The AFLW’s placement at the start of summer, combined with extra draft ceremonies after the AFLM season, all point to the AFL’s desire to ‘own’ the entire year. The AFL’s participation marketing push this year squarely exploits this idea with the tagline ‘taste summer footy’ paired with the image of an ice-cream cone in the shape of a football. The downside of this approach for the AFL, is the possibility of fan fatigue. Right now, the AFLW is competing with the Ashes, the Big Bash League and the Australian Open, to name a few.

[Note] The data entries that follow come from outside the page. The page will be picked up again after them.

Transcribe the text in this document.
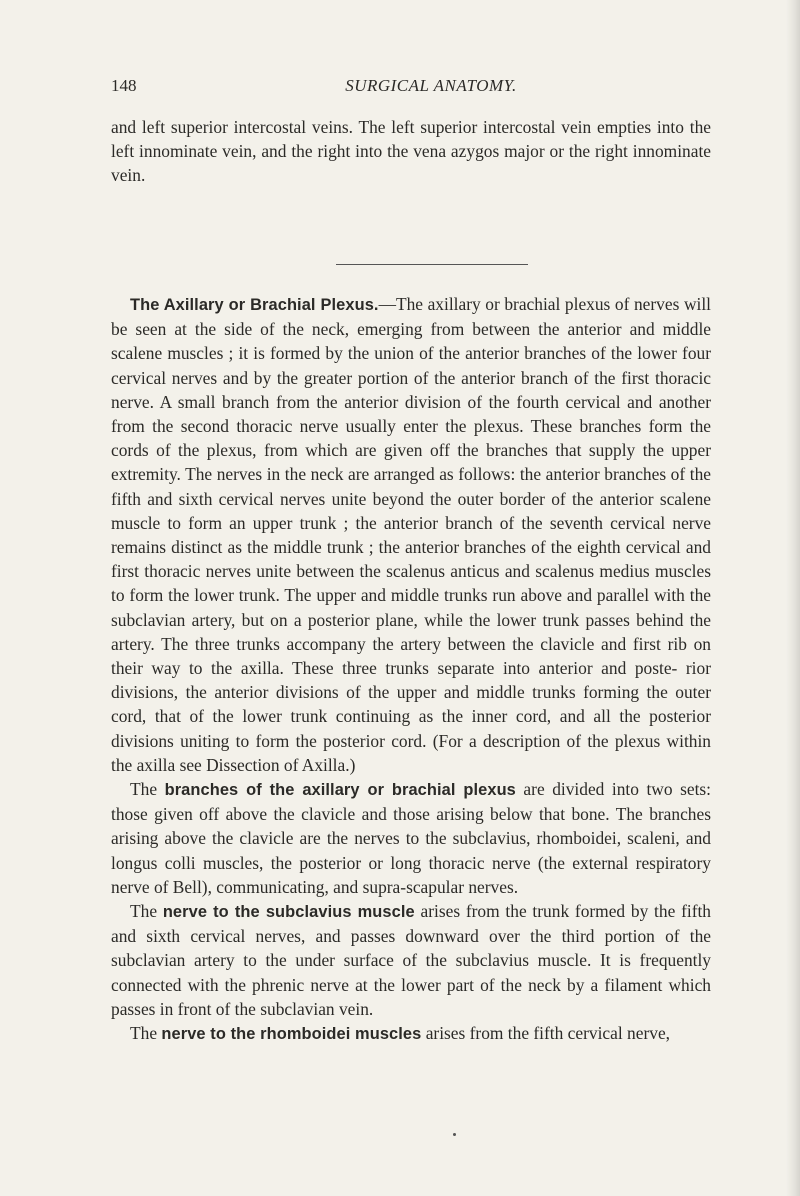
148	SURGICAL ANATOMY.

and left superior intercostal veins. The left superior intercostal vein empties into the left innominate vein, and the right into the vena azygos major or the right innominate vein.

The Axillary or Brachial Plexus.—The axillary or brachial plexus of nerves will be seen at the side of the neck, emerging from between the anterior and middle scalene muscles ; it is formed by the union of the anterior branches of the lower four cervical nerves and by the greater portion of the anterior branch of the first thoracic nerve. A small branch from the anterior division of the fourth cervical and another from the second thoracic nerve usually enter the plexus. These branches form the cords of the plexus, from which are given off the branches that supply the upper extremity. The nerves in the neck are arranged as follows: the anterior branches of the fifth and sixth cervical nerves unite beyond the outer border of the anterior scalene muscle to form an upper trunk ; the anterior branch of the seventh cervical nerve remains distinct as the middle trunk ; the anterior branches of the eighth cervical and first thoracic nerves unite between the scalenus anticus and scalenus medius muscles to form the lower trunk. The upper and middle trunks run above and parallel with the subclavian artery, but on a posterior plane, while the lower trunk passes behind the artery. The three trunks accompany the artery between the clavicle and first rib on their way to the axilla. These three trunks separate into anterior and poste- rior divisions, the anterior divisions of the upper and middle trunks forming the outer cord, that of the lower trunk continuing as the inner cord, and all the posterior divisions uniting to form the posterior cord. (For a description of the plexus within the axilla see Dissection of Axilla.)

The branches of the axillary or brachial plexus are divided into two sets: those given off above the clavicle and those arising below that bone. The branches arising above the clavicle are the nerves to the subclavius, rhomboidei, scaleni, and longus colli muscles, the posterior or long thoracic nerve (the external respiratory nerve of Bell), communicating, and supra-scapular nerves.

The nerve to the subclavius muscle arises from the trunk formed by the fifth and sixth cervical nerves, and passes downward over the third portion of the subclavian artery to the under surface of the subclavius muscle. It is frequently connected with the phrenic nerve at the lower part of the neck by a filament which passes in front of the subclavian vein.

The nerve to the rhomboidei muscles arises from the fifth cervical nerve,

Related: AFLW loses two of its brightest stars for rest of season due to knee injuries

As part of our discussion about the AFLW in summer, The Outer Sanctum polled listeners on the ideal time for the season to run. The response by fans was a clear preference for a winter season, with many assuming it would ultimately find its place there. No doubt, devoted fans will sweat it out in summer until then. What we cannot shake, however, is that the shorter season and part-time status of the players create the impression that the AFLW is still the summer sideshow to the main event in winter. That is, the men’s game. Were it to be played in winter, there is a risk the AFLM media coverage would drown out the AFLW. However given the way the AFL has built an ever-growing audience around the AFLW, perhaps a concerted marketing campaign by the AFL could circumvent this.

The ultimate solution for all would be a full 18-round season played in the winter and, one day, equal pay and full-time status. Time (and some major sponsors) will determine how long before we reach that horizon.